Make a language called algebra that can evaluate the following source. Implement f and g as functions; implement f(zz,zz) and g(10) and g(23) as function applications. # denotes a line comment.
Don’t worry about generalizing the grammar (we’ll do that in the next project).
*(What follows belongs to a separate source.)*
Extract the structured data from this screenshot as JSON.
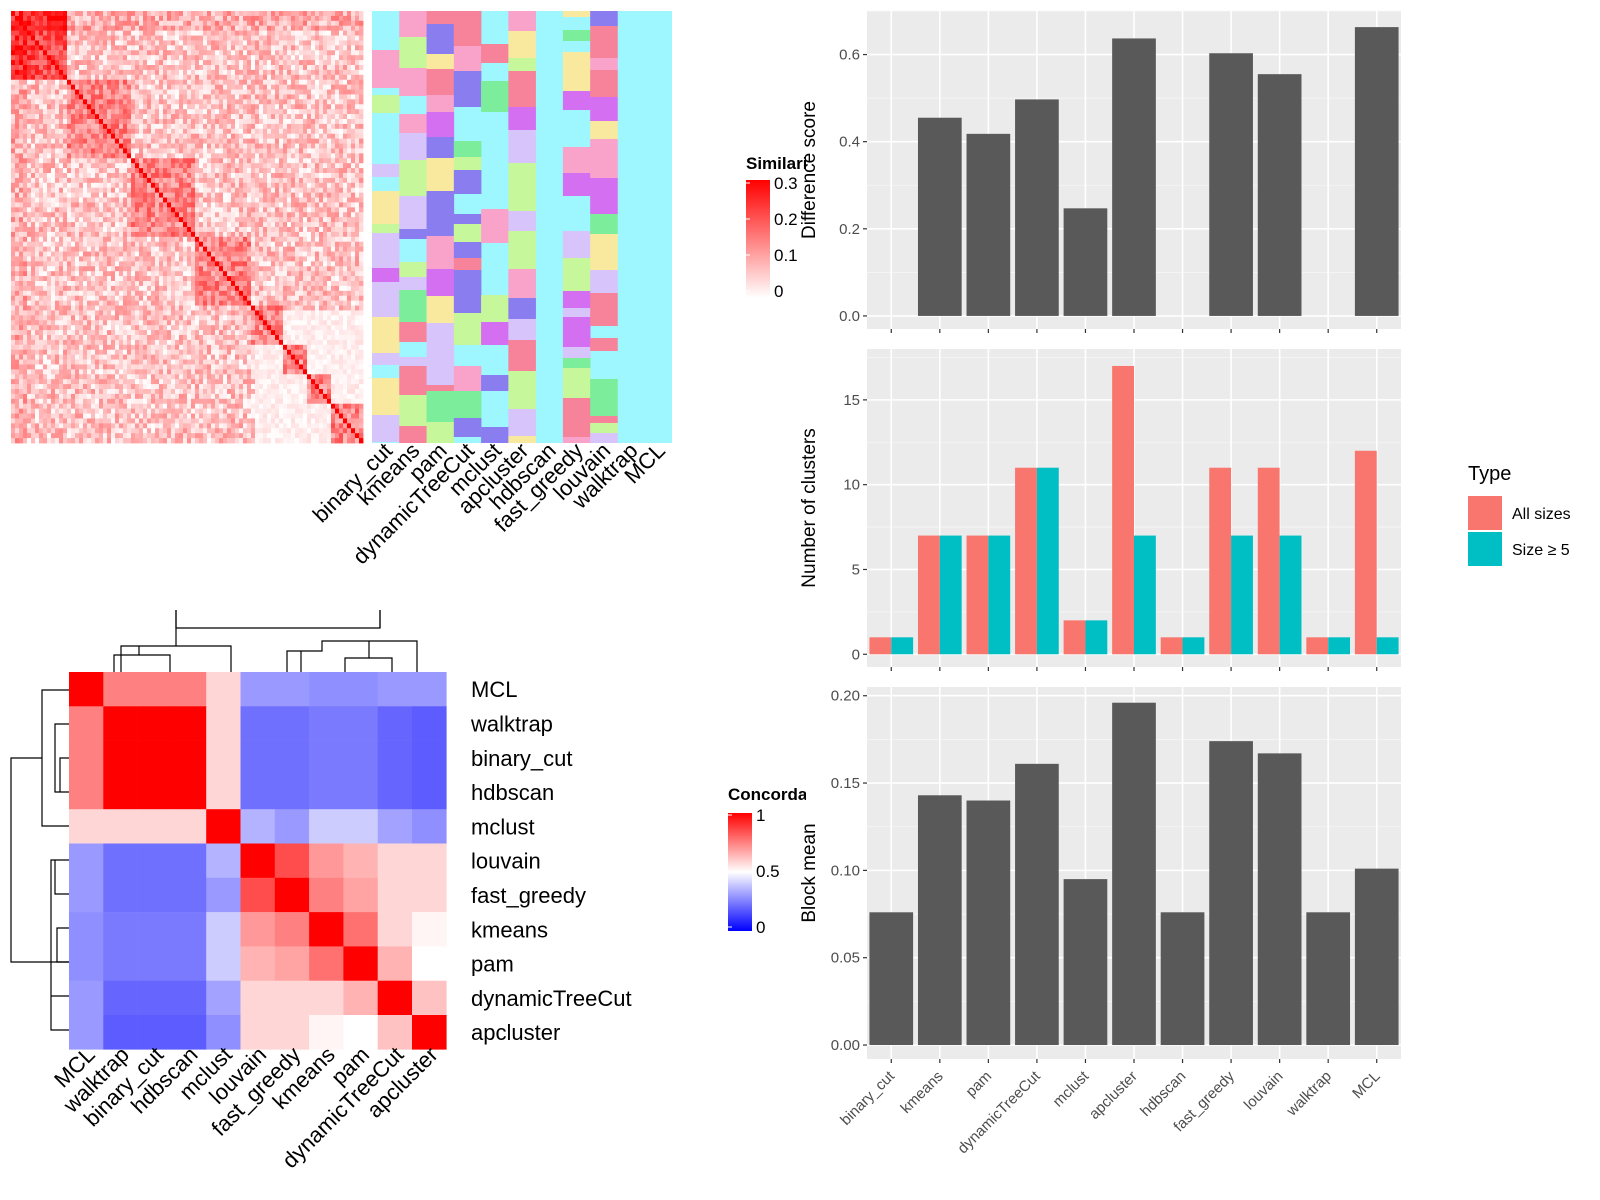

Just make it good enough to run the sample.
Example:
#lang algebra
fun f(x,y) = x + y
# fun f(x,y) = x * y
fun g(zz) = f(zz,zz)
g(10)
g(23)
Result:
20
46
Hint: Starter files:
#lang br/quicklang
(require brag/support "grammar.rkt")
(provide top fun expr app)
(module+ reader
(provide read-syntax))
(define-lex-abbrev reserved-toks
(:or #;···))
(define tokenize-1
(lexer
[whitespace #;···]
[(from/stop-before "#" "\n") #;···]
[reserved-toks #;···]
[(:+ alphabetic) #;···]
[(:+ (char-set "0123456789")) #;···]))
(define-macro top #;···)
(define-macro-cases fun
#;···)
(define-macro-cases expr
#;···)
(define-macro app #;···)
(define (read-syntax src ip)
(define parse-tree (parse src (λ () (tokenize-1 ip))))
(strip-bindings
(with-syntax ([PT parse-tree])
#'(module algebra-mod algebra
PT))))
#lang brag
top : # ···
fun : # ···
expr : # ···
app : # ···
Hint: In the lexer, assign symbolic token names to your identifiers (like ID) and integers (like INT).
Hint: In the lexer, make tokens with #:skip #true to ignore parts of the source that serve no purpose. (For instance, whitespace and comments.) Then you don’t have to handle them in the grammar.
Hint: In the grammar, use cuts to remove tokens that serve no further purpose. (For instance, reserved tokens can often be discarded.) Then you don’t have to handle them in the expander.
Hint: You don’t need to implement multiplication to run the test file. (Do you see why?)
Hint: In the expander, you can leverage interposition points. For instance, if you need a macro called app that handles function applications in your program, you could do:
(define-macro (app ARG ...) #'(#%app ARG ...))
Or equivalently:
(define-macro app #'#%app)
Hint: At the REPL, you can feed test cases to your tokenizer like so:
(apply-port-proc tokenize-1 "g(23)")
Result:
(list (token-struct 'ID 'g #f #f #f #f #f) "(" (token-struct 'INT 23 #f #f #f #f #f) ")")
You can feed test cases to your parser like so:
(parse-to-datum (apply-port-proc tokenize-1 "g(23)"))
Result:
'(top (app g 23))
A little knowledge is still dangerous.